Srikant, T., & Drost, H.-G. (2021). How Stress Facilitates Phenotypic Innovation Through Epigenetic Diversity. Frontiers in Plant Science, 11: 606800. doi:10.3389/fpls.2020.606800.


Cite as: https://hdl.handle.net/21.11116/0000-000A-521C-B
Abstract
Climate adaptation through phenotypic innovation will become the main challenge for plants during global warming. Plants exhibit a plethora of mechanisms to achieve environmental and developmental plasticity by inducing dynamic alterations of gene regulation and by maximizing natural variation through large population sizes. While successful over long evolutionary time scales, most of these mechanisms lack the short-term adaptive responsiveness that global warming will require. Here, we review our current understanding of the epigenetic regulation of plant genomes, with a focus on stress-response mechanisms and transgenerational inheritance.
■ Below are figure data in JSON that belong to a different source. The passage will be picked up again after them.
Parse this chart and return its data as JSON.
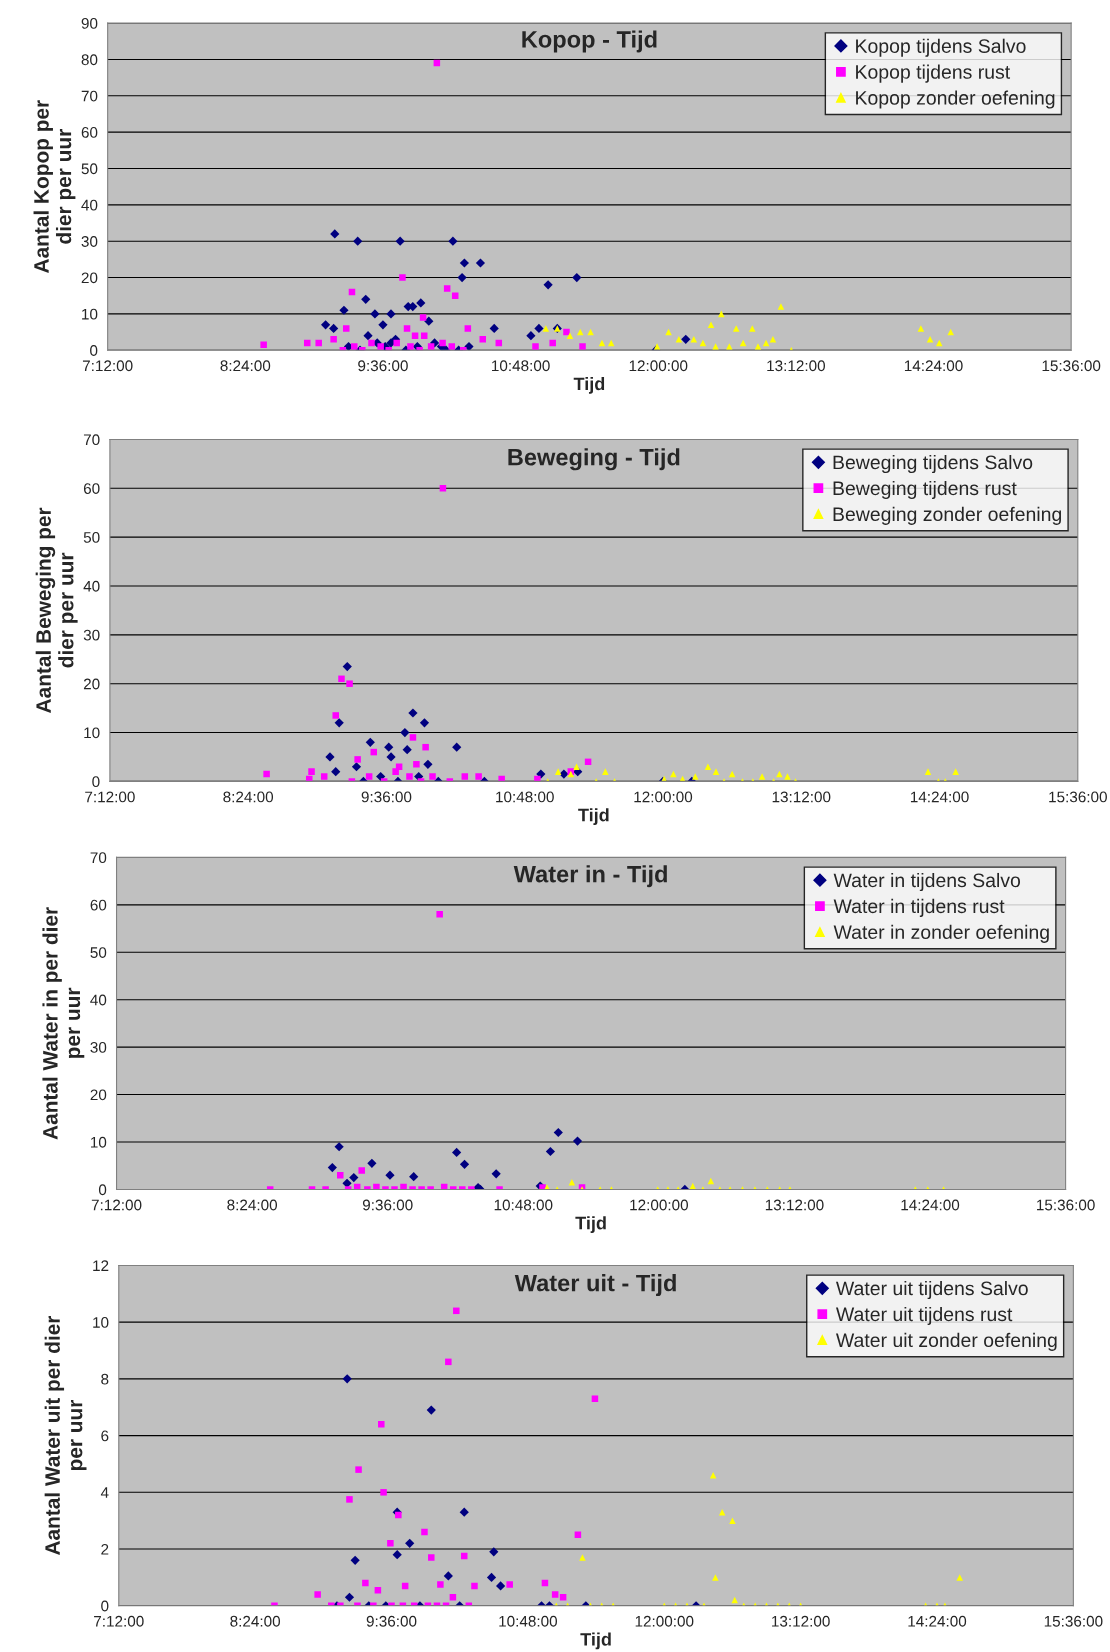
{
  "chart_data": [
    {
      "type": "scatter",
      "title": "Kopop - Tijd",
      "xlabel": "Tijd",
      "ylabel": "Aantal Kopop per\ndier per uur",
      "xlim": [
        7.2,
        15.6
      ],
      "xticks": [
        {
          "value": 7.2,
          "label": "7:12:00"
        },
        {
          "value": 8.4,
          "label": "8:24:00"
        },
        {
          "value": 9.6,
          "label": "9:36:00"
        },
        {
          "value": 10.8,
          "label": "10:48:00"
        },
        {
          "value": 12,
          "label": "12:00:00"
        },
        {
          "value": 13.2,
          "label": "13:12:00"
        },
        {
          "value": 14.4,
          "label": "14:24:00"
        },
        {
          "value": 15.6,
          "label": "15:36:00"
        }
      ],
      "ylim": [
        0,
        90
      ],
      "yticks": [
        0,
        10,
        20,
        30,
        40,
        50,
        60,
        70,
        80,
        90
      ],
      "grid": "y",
      "legend": "top right",
      "series": [
        {
          "name": "Kopop tijdens Salvo",
          "color": "#000080",
          "marker": "diamond",
          "x": [
            9.18,
            9.38,
            9.75,
            10.21,
            10.31,
            10.45,
            10.29,
            11.04,
            11.29,
            9.45,
            9.26,
            9.53,
            9.67,
            9.93,
            9.86,
            9.82,
            10.0,
            9.34,
            9.1,
            9.17,
            9.6,
            9.67,
            9.47,
            9.71,
            10.11,
            10.26,
            10.57,
            10.89,
            10.96,
            11.12,
            11.98,
            12.24,
            9.3,
            9.4,
            9.55,
            9.62,
            9.8,
            9.9,
            10.05,
            10.15,
            10.35
          ],
          "values": [
            32,
            30,
            30,
            30,
            24,
            24,
            20,
            18,
            20,
            14,
            11,
            10,
            10,
            13,
            12,
            12,
            8,
            null,
            7,
            6,
            7,
            2,
            4,
            3,
            1,
            0,
            6,
            4,
            6,
            6,
            0,
            3,
            1,
            0,
            2,
            1,
            0,
            1,
            2,
            0,
            1
          ]
        },
        {
          "name": "Kopop tijdens rust",
          "color": "#ff00ff",
          "marker": "square",
          "x": [
            10.07,
            9.77,
            9.33,
            10.16,
            10.23,
            8.56,
            8.94,
            9.04,
            9.17,
            9.28,
            9.81,
            9.88,
            9.96,
            9.95,
            10.34,
            10.47,
            10.61,
            10.93,
            11.08,
            11.2,
            11.34,
            9.25,
            9.35,
            9.42,
            9.5,
            9.58,
            9.65,
            9.72,
            9.84,
            9.92,
            10.02,
            10.12,
            10.2,
            10.3
          ],
          "values": [
            79,
            20,
            16,
            17,
            15,
            1.5,
            2,
            2,
            3,
            6,
            6,
            4,
            4,
            9,
            6,
            3,
            2,
            1,
            2,
            5,
            1,
            0,
            1,
            0,
            2,
            1,
            0,
            2,
            1,
            0,
            1,
            2,
            1,
            0
          ]
        },
        {
          "name": "Kopop zonder oefening",
          "color": "#ffff00",
          "marker": "triangle",
          "x": [
            11.02,
            11.12,
            11.23,
            11.32,
            11.41,
            11.51,
            11.59,
            11.99,
            12.09,
            12.18,
            12.31,
            12.39,
            12.46,
            12.55,
            12.5,
            12.62,
            12.68,
            12.74,
            12.82,
            12.87,
            12.94,
            13.0,
            13.07,
            13.16,
            14.29,
            14.37,
            14.45,
            14.55
          ],
          "values": [
            6,
            6,
            4,
            5,
            5,
            2,
            2,
            1,
            5,
            3,
            3,
            2,
            7,
            10,
            1,
            1,
            6,
            2,
            6,
            1,
            2,
            3,
            12,
            0,
            6,
            3,
            2,
            5
          ]
        }
      ]
    },
    {
      "type": "scatter",
      "title": "Beweging - Tijd",
      "xlabel": "Tijd",
      "ylabel": "Aantal Beweging per\ndier per uur",
      "xlim": [
        7.2,
        15.6
      ],
      "xticks": [
        {
          "value": 7.2,
          "label": "7:12:00"
        },
        {
          "value": 8.4,
          "label": "8:24:00"
        },
        {
          "value": 9.6,
          "label": "9:36:00"
        },
        {
          "value": 10.8,
          "label": "10:48:00"
        },
        {
          "value": 12,
          "label": "12:00:00"
        },
        {
          "value": 13.2,
          "label": "13:12:00"
        },
        {
          "value": 14.4,
          "label": "14:24:00"
        },
        {
          "value": 15.6,
          "label": "15:36:00"
        }
      ],
      "ylim": [
        0,
        70
      ],
      "yticks": [
        0,
        10,
        20,
        30,
        40,
        50,
        60,
        70
      ],
      "grid": "y",
      "legend": "top right",
      "series": [
        {
          "name": "Beweging tijdens Salvo",
          "color": "#000080",
          "marker": "diamond",
          "x": [
            9.26,
            9.19,
            9.11,
            9.16,
            9.46,
            9.76,
            9.83,
            9.93,
            9.62,
            9.64,
            9.78,
            9.96,
            10.21,
            9.34,
            10.94,
            11.14,
            11.26,
            12.0,
            12.25,
            9.4,
            9.55,
            9.7,
            9.88,
            10.05,
            10.3,
            10.45
          ],
          "values": [
            23.5,
            12,
            5,
            2,
            8,
            10,
            14,
            12,
            7,
            5,
            6.5,
            3.5,
            7,
            3,
            1.5,
            1.5,
            2,
            0,
            0,
            0,
            1,
            0,
            1,
            0,
            null,
            0
          ]
        },
        {
          "name": "Beweging tijdens rust",
          "color": "#ff00ff",
          "marker": "square",
          "x": [
            10.09,
            9.21,
            9.28,
            9.16,
            8.56,
            8.93,
            8.95,
            9.06,
            9.35,
            9.49,
            9.83,
            9.94,
            9.86,
            9.71,
            10.4,
            10.6,
            10.91,
            11.2,
            11.35,
            9.3,
            9.45,
            9.58,
            9.68,
            9.8,
            9.9,
            10.0,
            10.15,
            10.28
          ],
          "values": [
            60,
            21,
            20,
            13.5,
            1.5,
            0.5,
            2,
            1,
            4.5,
            6,
            9,
            7,
            3.5,
            3,
            1,
            0.5,
            0.5,
            2,
            4,
            0,
            1,
            0,
            2,
            1,
            0,
            1,
            0,
            1
          ]
        },
        {
          "name": "Beweging zonder oefening",
          "color": "#ffff00",
          "marker": "triangle",
          "x": [
            11.0,
            11.09,
            11.2,
            11.25,
            11.42,
            11.5,
            11.58,
            12.01,
            12.09,
            12.17,
            12.28,
            12.39,
            12.46,
            12.53,
            12.6,
            12.69,
            12.78,
            12.86,
            12.96,
            13.01,
            13.08,
            13.15,
            14.3,
            14.39,
            14.45,
            14.54
          ],
          "values": [
            0,
            2,
            1.5,
            3,
            0,
            2,
            0,
            0.5,
            1.5,
            0.5,
            1,
            3,
            2,
            0,
            1.5,
            0,
            0,
            1,
            0,
            1.5,
            1,
            0,
            2,
            0,
            0,
            2
          ]
        }
      ]
    },
    {
      "type": "scatter",
      "title": "Water in - Tijd",
      "xlabel": "Tijd",
      "ylabel": "Aantal Water in per dier\nper uur",
      "xlim": [
        7.2,
        15.6
      ],
      "xticks": [
        {
          "value": 7.2,
          "label": "7:12:00"
        },
        {
          "value": 8.4,
          "label": "8:24:00"
        },
        {
          "value": 9.6,
          "label": "9:36:00"
        },
        {
          "value": 10.8,
          "label": "10:48:00"
        },
        {
          "value": 12,
          "label": "12:00:00"
        },
        {
          "value": 13.2,
          "label": "13:12:00"
        },
        {
          "value": 14.4,
          "label": "14:24:00"
        },
        {
          "value": 15.6,
          "label": "15:36:00"
        }
      ],
      "ylim": [
        0,
        70
      ],
      "yticks": [
        0,
        10,
        20,
        30,
        40,
        50,
        60,
        70
      ],
      "grid": "y",
      "legend": "top right",
      "series": [
        {
          "name": "Water in tijdens Salvo",
          "color": "#000080",
          "marker": "diamond",
          "x": [
            9.17,
            9.11,
            9.46,
            9.3,
            9.24,
            9.62,
            9.83,
            10.21,
            10.28,
            10.56,
            10.42,
            11.04,
            11.11,
            11.28,
            10.95,
            12.23,
            10.4
          ],
          "values": [
            9,
            4.6,
            5.5,
            2.5,
            1.3,
            3,
            2.7,
            7.8,
            5.3,
            3.3,
            0,
            8,
            12,
            10.2,
            0.7,
            0,
            0.4
          ]
        },
        {
          "name": "Water in tijdens rust",
          "color": "#ff00ff",
          "marker": "square",
          "x": [
            10.06,
            8.56,
            8.93,
            9.05,
            9.18,
            9.37,
            10.59,
            10.97,
            11.32,
            9.25,
            9.33,
            9.42,
            9.5,
            9.58,
            9.66,
            9.74,
            9.82,
            9.9,
            9.98,
            10.1,
            10.18,
            10.26,
            10.34
          ],
          "values": [
            58,
            0,
            0,
            0,
            3,
            4,
            0,
            0.4,
            0.4,
            0,
            0.5,
            0,
            0.5,
            0,
            0,
            0.5,
            0,
            0,
            0,
            0.5,
            0,
            0,
            0
          ]
        },
        {
          "name": "Water in zonder oefening",
          "color": "#ffff00",
          "marker": "triangle",
          "x": [
            11.01,
            11.1,
            11.23,
            11.32,
            11.48,
            11.58,
            11.99,
            12.08,
            12.17,
            12.3,
            12.39,
            12.46,
            12.54,
            12.63,
            12.74,
            12.85,
            12.96,
            13.07,
            13.16,
            14.27,
            14.38,
            14.52
          ],
          "values": [
            0.4,
            0,
            1.5,
            0,
            0,
            0,
            0,
            0,
            0,
            0.7,
            0,
            1.8,
            0,
            0,
            0,
            0,
            0,
            0,
            0,
            0,
            0,
            0
          ]
        }
      ]
    },
    {
      "type": "scatter",
      "title": "Water uit - Tijd",
      "xlabel": "Tijd",
      "ylabel": "Aantal Water uit per dier\nper uur",
      "xlim": [
        7.2,
        15.6
      ],
      "xticks": [
        {
          "value": 7.2,
          "label": "7:12:00"
        },
        {
          "value": 8.4,
          "label": "8:24:00"
        },
        {
          "value": 9.6,
          "label": "9:36:00"
        },
        {
          "value": 10.8,
          "label": "10:48:00"
        },
        {
          "value": 12,
          "label": "12:00:00"
        },
        {
          "value": 13.2,
          "label": "13:12:00"
        },
        {
          "value": 14.4,
          "label": "14:24:00"
        },
        {
          "value": 15.6,
          "label": "15:36:00"
        }
      ],
      "ylim": [
        0,
        12
      ],
      "yticks": [
        0,
        2,
        4,
        6,
        8,
        10,
        12
      ],
      "grid": "y",
      "legend": "top right",
      "series": [
        {
          "name": "Water uit tijdens Salvo",
          "color": "#000080",
          "marker": "diamond",
          "x": [
            9.21,
            9.95,
            10.24,
            9.65,
            9.76,
            9.65,
            9.28,
            10.1,
            10.5,
            10.48,
            10.56,
            9.23,
            10.92,
            10.99,
            11.31,
            12.28,
            9.12,
            9.4,
            9.55,
            9.85,
            10.2
          ],
          "values": [
            8,
            6.9,
            3.3,
            3.3,
            2.2,
            1.8,
            1.6,
            1.05,
            1.9,
            1.0,
            0.7,
            0.3,
            0,
            0,
            0,
            0,
            0,
            0,
            0,
            0,
            0
          ]
        },
        {
          "name": "Water uit tijdens rust",
          "color": "#ff00ff",
          "marker": "square",
          "x": [
            10.17,
            10.1,
            11.39,
            9.51,
            9.31,
            9.23,
            9.53,
            9.66,
            9.89,
            11.24,
            9.59,
            9.95,
            10.24,
            9.37,
            9.48,
            9.72,
            10.03,
            10.33,
            10.64,
            10.95,
            11.04,
            11.11,
            8.95,
            8.57,
            9.07,
            10.14,
            9.15,
            9.3,
            9.44,
            9.6,
            9.7,
            9.8,
            9.92,
            10.0,
            10.08,
            10.28
          ],
          "values": [
            10.4,
            8.6,
            7.3,
            6.4,
            4.8,
            3.75,
            4,
            3.2,
            2.6,
            2.5,
            2.2,
            1.7,
            1.75,
            0.8,
            0.55,
            0.7,
            0.75,
            0.7,
            0.75,
            0.8,
            0.4,
            0.3,
            0.4,
            0,
            0,
            0.3,
            0,
            0,
            0,
            0,
            0,
            0,
            0,
            0,
            0,
            0
          ]
        },
        {
          "name": "Water uit zonder oefening",
          "color": "#ffff00",
          "marker": "triangle",
          "x": [
            12.43,
            12.51,
            12.6,
            12.45,
            11.28,
            14.6,
            12.62,
            11.05,
            11.15,
            11.35,
            11.45,
            11.55,
            12.0,
            12.1,
            12.2,
            12.35,
            12.7,
            12.8,
            12.9,
            13.0,
            13.1,
            13.2,
            14.3,
            14.4,
            14.47
          ],
          "values": [
            4.6,
            3.3,
            3.0,
            1.0,
            1.7,
            1.0,
            0.2,
            0,
            0,
            0,
            0,
            0,
            0,
            0,
            0,
            0,
            0,
            0,
            0,
            0,
            0,
            0,
            0,
            0,
            0
          ]
        }
      ]
    }
  ]
}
Field and laboratory-scale experiments on plants exposed to stress have revealed a multitude of temporally controlled, mechanistic strategies integrating both genetic and epigenetic changes on the genome level. We analyze inter- and intra-species population diversity to discuss how methylome differences and transposon activation can be harnessed for short-term adaptive efforts to shape co-evolving traits in response to qualitatively new climate conditions and environmental stress.